Però terrò in considerazione quest'ipotesi” esclama la strega
assottigliando gli occhi castani pizzicati dal gelo, umidi a causa
dell'inclemente brezza che ha preso a soffiare da est mentre continua
ad osservare distrattamente il cielo, ripetendo a fior di labbra la
profezia sibilata dal serpente che, oramai, conosce a memoria.
“Più
morti spedirai verso il riposo eterno più chiara apparirà questa
vicenda. Ora possiamo solo limitarci ad elaborare teorie basandoci
sulle informazioni in nostro possesso e, dato che potrebbe davvero
divenire un problema se le tue compagne di stanza ti sentissero
urlare ogni notte, cercheremo di risolvere la fastidiosa questione
degli incubi. Devi trovare equilibrio, Potter. Devi mettere ordine
nel caos che hai dentro così da trovare pace ed una certezza che ti
permetta di affrontare l'orrore di ciò che stai vivendo senza
impazzire. Allora sarai libera. Allora smetterai d'avere incubi”
ascoltandolo parlare, Lily Luna avverte una sottile incrinatura nella
voce solitamente cupa e monocorde di Piton, ma è così debole da
spingerla a credere d'averla immaginata; quando però volta il capo
per lanciare un'occhiata distratta a quegli occhi ossidiana così
oscuri, convinta di trovarvi il solito – immutabile – mare
d'ombra, rimane sbigottita nel scorgere una scintilla di sentimento,
un barlume di ricordo incastrato fra iride e pupilla che ne attenua
la fermezza e capisce che, indirettamente, gli ha parlato di sé,
evocando le sensazioni provate durante gli infiniti anni di spia.
“Sarà
dura. Ad ogni risvegliato che mando indietro sento più forte in me
il cambiamento. E' come se il potere, continuando ad essere
utilizzato, si rafforzasse e mutasse permettendomi di ottenere nuove
abilità. Difficile è anche trovare una certezza data la precarietà
della mia condizione.
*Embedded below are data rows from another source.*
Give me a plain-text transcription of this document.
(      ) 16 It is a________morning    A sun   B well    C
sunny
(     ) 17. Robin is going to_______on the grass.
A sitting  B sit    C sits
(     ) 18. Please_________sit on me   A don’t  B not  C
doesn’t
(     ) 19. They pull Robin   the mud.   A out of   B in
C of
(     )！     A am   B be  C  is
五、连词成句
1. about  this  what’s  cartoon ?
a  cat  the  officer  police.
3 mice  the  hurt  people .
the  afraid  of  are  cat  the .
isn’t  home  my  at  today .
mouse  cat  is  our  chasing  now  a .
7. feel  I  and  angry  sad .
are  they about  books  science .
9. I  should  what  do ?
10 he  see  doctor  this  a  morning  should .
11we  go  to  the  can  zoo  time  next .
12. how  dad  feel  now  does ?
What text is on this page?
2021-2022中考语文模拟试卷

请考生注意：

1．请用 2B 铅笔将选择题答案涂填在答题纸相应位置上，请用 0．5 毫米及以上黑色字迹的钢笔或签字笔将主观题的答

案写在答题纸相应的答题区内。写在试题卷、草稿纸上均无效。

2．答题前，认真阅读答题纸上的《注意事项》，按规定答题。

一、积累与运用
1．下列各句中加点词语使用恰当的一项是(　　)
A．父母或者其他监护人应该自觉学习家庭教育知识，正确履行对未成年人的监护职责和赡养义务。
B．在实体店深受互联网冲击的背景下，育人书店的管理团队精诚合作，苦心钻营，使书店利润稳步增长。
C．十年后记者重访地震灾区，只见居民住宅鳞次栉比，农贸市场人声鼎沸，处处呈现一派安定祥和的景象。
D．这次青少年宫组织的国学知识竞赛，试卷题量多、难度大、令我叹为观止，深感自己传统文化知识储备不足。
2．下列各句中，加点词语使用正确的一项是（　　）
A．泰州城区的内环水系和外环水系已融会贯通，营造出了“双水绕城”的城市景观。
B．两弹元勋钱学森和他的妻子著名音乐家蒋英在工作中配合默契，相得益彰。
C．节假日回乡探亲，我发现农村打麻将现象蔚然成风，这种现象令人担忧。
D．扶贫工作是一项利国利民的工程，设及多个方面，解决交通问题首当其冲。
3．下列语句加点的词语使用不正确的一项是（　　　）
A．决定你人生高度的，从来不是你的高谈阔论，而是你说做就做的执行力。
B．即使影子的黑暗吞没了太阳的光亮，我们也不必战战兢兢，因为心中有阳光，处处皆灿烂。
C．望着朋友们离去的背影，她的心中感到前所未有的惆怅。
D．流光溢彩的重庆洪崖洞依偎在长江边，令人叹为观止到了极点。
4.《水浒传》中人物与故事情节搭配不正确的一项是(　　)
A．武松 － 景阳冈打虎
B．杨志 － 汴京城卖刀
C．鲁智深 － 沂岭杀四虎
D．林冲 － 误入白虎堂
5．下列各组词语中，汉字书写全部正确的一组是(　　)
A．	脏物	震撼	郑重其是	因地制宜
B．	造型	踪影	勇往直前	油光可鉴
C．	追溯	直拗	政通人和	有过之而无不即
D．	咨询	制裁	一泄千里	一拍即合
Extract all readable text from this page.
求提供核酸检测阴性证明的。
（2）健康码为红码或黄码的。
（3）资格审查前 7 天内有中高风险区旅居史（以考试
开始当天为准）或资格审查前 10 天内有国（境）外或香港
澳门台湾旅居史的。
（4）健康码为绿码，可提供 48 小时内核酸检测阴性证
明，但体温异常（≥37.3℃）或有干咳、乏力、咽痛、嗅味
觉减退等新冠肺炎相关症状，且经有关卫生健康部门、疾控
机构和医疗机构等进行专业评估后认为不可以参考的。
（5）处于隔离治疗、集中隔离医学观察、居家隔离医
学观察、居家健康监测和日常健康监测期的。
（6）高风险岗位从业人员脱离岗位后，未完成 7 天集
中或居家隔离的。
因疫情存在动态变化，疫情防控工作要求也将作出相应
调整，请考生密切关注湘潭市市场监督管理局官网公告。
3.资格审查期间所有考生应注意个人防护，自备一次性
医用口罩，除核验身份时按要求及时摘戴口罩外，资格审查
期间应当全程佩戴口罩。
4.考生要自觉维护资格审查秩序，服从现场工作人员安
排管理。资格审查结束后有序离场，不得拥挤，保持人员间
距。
A proposito, te lo chiedo giusto per capire,
quando eri nei Mangiamorte e per il tempo in cui hai protetto mio
padre, è stata mia nonna la tua certezza?” domanda cercando di
mantenere un tono neutro, sebbene il pensiero – amaro - di come
Lily Evans sia perennemente presente – seppur morta e lontana –
in ogni rapporto che tanta d'intessere con altre persone la faccia
rabbrividire d'una rabbia sorda ed insensata, dato che tutti tendono
sempre a paragonarle senza aver capito quanto siano profondamente
diverse; inoltre vedere Severus incupirsi al solo sentir nominare la
donna che è stata suo cruccio e condanna la esaspera, poiché non
riesce a comprendere come un uomo dai mille talenti, abituato sin da
ragazzo ad occultare i propri stati d'animo e ad essere indipendente,
debba morire – letteralmente – dietro ad un'idiota come sua
nonna.
“Pensavo
che tuo padre avesse già risposto in maniera esaustiva a questa
domanda tempo fa, quando ha deciso di raccontare la mia vita come
fosse un romanzo ottocentesco. Quindi non intendo parlarne in questa
sede, dato che non è argomento pertinente alla discussione che
stiamo portando avanti” replica l'ex professore di pozioni con una
vena d'astio ad intridere la voce piatta e calma, dalla quale è
sparita ogni vena di sentimento e comprensione; l'idea di disquisire
di ciò che è stata per lui Lily Evans con questa strana ed assurda
ragazza dall'espressione mortalmente seria e funerea lo aborre,
inoltre è ormai giunto alla certezza che quell'idiota di Potter le
abbia affibiato un nome decisamente sbagliato, poiché è si 'Luna',
con la maschera di luminosa perfezione che cela ombre cupe e due
volti gemelli, seppur opposti che s'alternano agitando le maree dello
spirito, ma di certo non è Lily: non è il Lilium Candidum
consacrato come simbolo di nobiltà e purezza in arte ed araldica, né
una reincarnazione del suo amore illusorio – perduto -, bensì una
creatura giovane ed irrequieta, marchiata, bella e pericolosa come
solo le cose perdute possono essere.
O
forse un po' giglio lo sei anche tu, con la tua corona di fiamme.
Con
quella punta di menefreghismo che anima ogni tua azione.
Lilium
bulbiferum, meno nobile e fragile, più incline a crescere da sé
senza bisogno dell'aiuto altrui.
Rosso
e screziato come la tua anima.
Scuro
all'interno, come l'ombra che si annida nei tuoi occhi.
“Curioso
come mia nonna non sia mai 'argomento', ma permei in ogni cosa che
facciamo”
“Silenzio,
Potter. Tornando al problema degli incubi, forse sarebbe meglio che
iniziassi a studiare Occlumanzia. Tuo padre si è rivelato negato
oltre ogni previsione in questa disciplina, data la scarsità
d'attenzione e la pigrizia mostrata nell'esercitarsi in dormitorio.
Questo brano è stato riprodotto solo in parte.